Plaintiffs representing the company in a suit against its officers and directors asked the United States Court of Appeals for the Third Circuit to review a district court decision denying Merck shareholders leave (or permission) to amend the derivative complaint. The shareholders sought to update their complaint with additional facts showing “demand futility” – i.e. that a pre-suit demand upon Merck’s board to initiate and prosecute the lawsuit would have been futile. Importantly, the new facts had been gleaned from materials that the Merck defendants had produced after the lawsuit’s initial filing. Relying on the general rule in derivative actions that prohibits “discovery” materials from being used to supplement demandfutility allegations, the lower court refused to allow plaintiffs to amend the complaint and dismissed the case with prejudice.
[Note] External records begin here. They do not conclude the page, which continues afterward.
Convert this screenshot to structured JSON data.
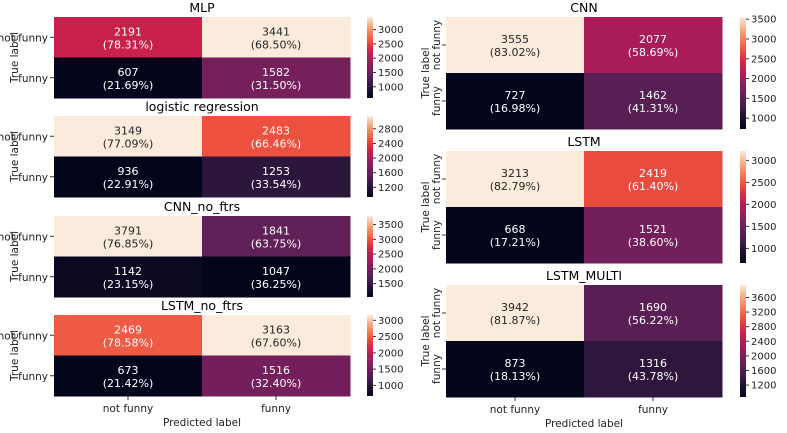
{
  "chart_data": [
    {
      "type": "heatmap",
      "title": "MLP",
      "ylabel": "True label",
      "xlabel": "",
      "row_labels": [
        "not funny",
        "funny"
      ],
      "col_labels": [
        "",
        ""
      ],
      "cells": [
        [
          {
            "count": "2191",
            "pct": "(78.31%)",
            "value": 2191
          },
          {
            "count": "3441",
            "pct": "(68.50%)",
            "value": 3441
          }
        ],
        [
          {
            "count": "607",
            "pct": "(21.69%)",
            "value": 607
          },
          {
            "count": "1582",
            "pct": "(31.50%)",
            "value": 1582
          }
        ]
      ],
      "colorbar": {
        "min": 607,
        "max": 3441,
        "ticks": [
          1000,
          1500,
          2000,
          2500,
          3000
        ]
      }
    },
    {
      "type": "heatmap",
      "title": "logistic regression",
      "ylabel": "True label",
      "xlabel": "",
      "row_labels": [
        "not funny",
        "funny"
      ],
      "col_labels": [
        "",
        ""
      ],
      "cells": [
        [
          {
            "count": "3149",
            "pct": "(77.09%)",
            "value": 3149
          },
          {
            "count": "2483",
            "pct": "(66.46%)",
            "value": 2483
          }
        ],
        [
          {
            "count": "936",
            "pct": "(22.91%)",
            "value": 936
          },
          {
            "count": "1253",
            "pct": "(33.54%)",
            "value": 1253
          }
        ]
      ],
      "colorbar": {
        "min": 936,
        "max": 3149,
        "ticks": [
          1200,
          1600,
          2000,
          2400,
          2800
        ]
      }
    },
    {
      "type": "heatmap",
      "title": "CNN_no_ftrs",
      "ylabel": "True label",
      "xlabel": "",
      "row_labels": [
        "not funny",
        "funny"
      ],
      "col_labels": [
        "",
        ""
      ],
      "cells": [
        [
          {
            "count": "3791",
            "pct": "(76.85%)",
            "value": 3791
          },
          {
            "count": "1841",
            "pct": "(63.75%)",
            "value": 1841
          }
        ],
        [
          {
            "count": "1142",
            "pct": "(23.15%)",
            "value": 1142
          },
          {
            "count": "1047",
            "pct": "(36.25%)",
            "value": 1047
          }
        ]
      ],
      "colorbar": {
        "min": 1047,
        "max": 3791,
        "ticks": [
          1500,
          2000,
          2500,
          3000,
          3500
        ]
      }
    },
    {
      "type": "heatmap",
      "title": "LSTM_no_ftrs",
      "ylabel": "True label",
      "xlabel": "Predicted label",
      "row_labels": [
        "not funny",
        "funny"
      ],
      "col_labels": [
        "not funny",
        "funny"
      ],
      "cells": [
        [
          {
            "count": "2469",
            "pct": "(78.58%)",
            "value": 2469
          },
          {
            "count": "3163",
            "pct": "(67.60%)",
            "value": 3163
          }
        ],
        [
          {
            "count": "673",
            "pct": "(21.42%)",
            "value": 673
          },
          {
            "count": "1516",
            "pct": "(32.40%)",
            "value": 1516
          }
        ]
      ],
      "colorbar": {
        "min": 673,
        "max": 3163,
        "ticks": [
          1000,
          1500,
          2000,
          2500,
          3000
        ]
      }
    },
    {
      "type": "heatmap",
      "title": "CNN",
      "ylabel": "True label",
      "xlabel": "",
      "row_labels": [
        "not funny",
        "funny"
      ],
      "col_labels": [
        "",
        ""
      ],
      "cells": [
        [
          {
            "count": "3555",
            "pct": "(83.02%)",
            "value": 3555
          },
          {
            "count": "2077",
            "pct": "(58.69%)",
            "value": 2077
          }
        ],
        [
          {
            "count": "727",
            "pct": "(16.98%)",
            "value": 727
          },
          {
            "count": "1462",
            "pct": "(41.31%)",
            "value": 1462
          }
        ]
      ],
      "colorbar": {
        "min": 727,
        "max": 3555,
        "ticks": [
          1000,
          1500,
          2000,
          2500,
          3000,
          3500
        ]
      }
    },
    {
      "type": "heatmap",
      "title": "LSTM",
      "ylabel": "True label",
      "xlabel": "",
      "row_labels": [
        "not funny",
        "funny"
      ],
      "col_labels": [
        "",
        ""
      ],
      "cells": [
        [
          {
            "count": "3213",
            "pct": "(82.79%)",
            "value": 3213
          },
          {
            "count": "2419",
            "pct": "(61.40%)",
            "value": 2419
          }
        ],
        [
          {
            "count": "668",
            "pct": "(17.21%)",
            "value": 668
          },
          {
            "count": "1521",
            "pct": "(38.60%)",
            "value": 1521
          }
        ]
      ],
      "colorbar": {
        "min": 668,
        "max": 3213,
        "ticks": [
          1000,
          1500,
          2000,
          2500,
          3000
        ]
      }
    },
    {
      "type": "heatmap",
      "title": "LSTM_MULTI",
      "ylabel": "True label",
      "xlabel": "Predicted label",
      "row_labels": [
        "not funny",
        "funny"
      ],
      "col_labels": [
        "not funny",
        "funny"
      ],
      "cells": [
        [
          {
            "count": "3942",
            "pct": "(81.87%)",
            "value": 3942
          },
          {
            "count": "1690",
            "pct": "(56.22%)",
            "value": 1690
          }
        ],
        [
          {
            "count": "873",
            "pct": "(18.13%)",
            "value": 873
          },
          {
            "count": "1316",
            "pct": "(43.78%)",
            "value": 1316
          }
        ]
      ],
      "colorbar": {
        "min": 873,
        "max": 3942,
        "ticks": [
          1200,
          1600,
          2000,
          2400,
          2800,
          3200,
          3600
        ]
      }
    }
  ],
  "colormap": "rocket"
}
Following extensive briefing and argument, a unanimous Third Circuit panel reversed the lower court’s decision and ruled in the shareholders’ favor. In its published opinion, the panel concluded that the case’s unusual posture presented an exception to the general rule against using discovery to plead demand futility.
Argued by plaintiffs’ attorney Joseph Daley, the appeal’s nuances clearly piqued the panel’s interest. Of particular note were the judges’ favorable comments during argument, including the senior judge’s remark that the briefs had been “exquisite” and read “like literature.”
In re Merck & Co., Inc. Sec., Deriv. & ERISA Litig., 493 F.3d 393 (3d Cir. 2007).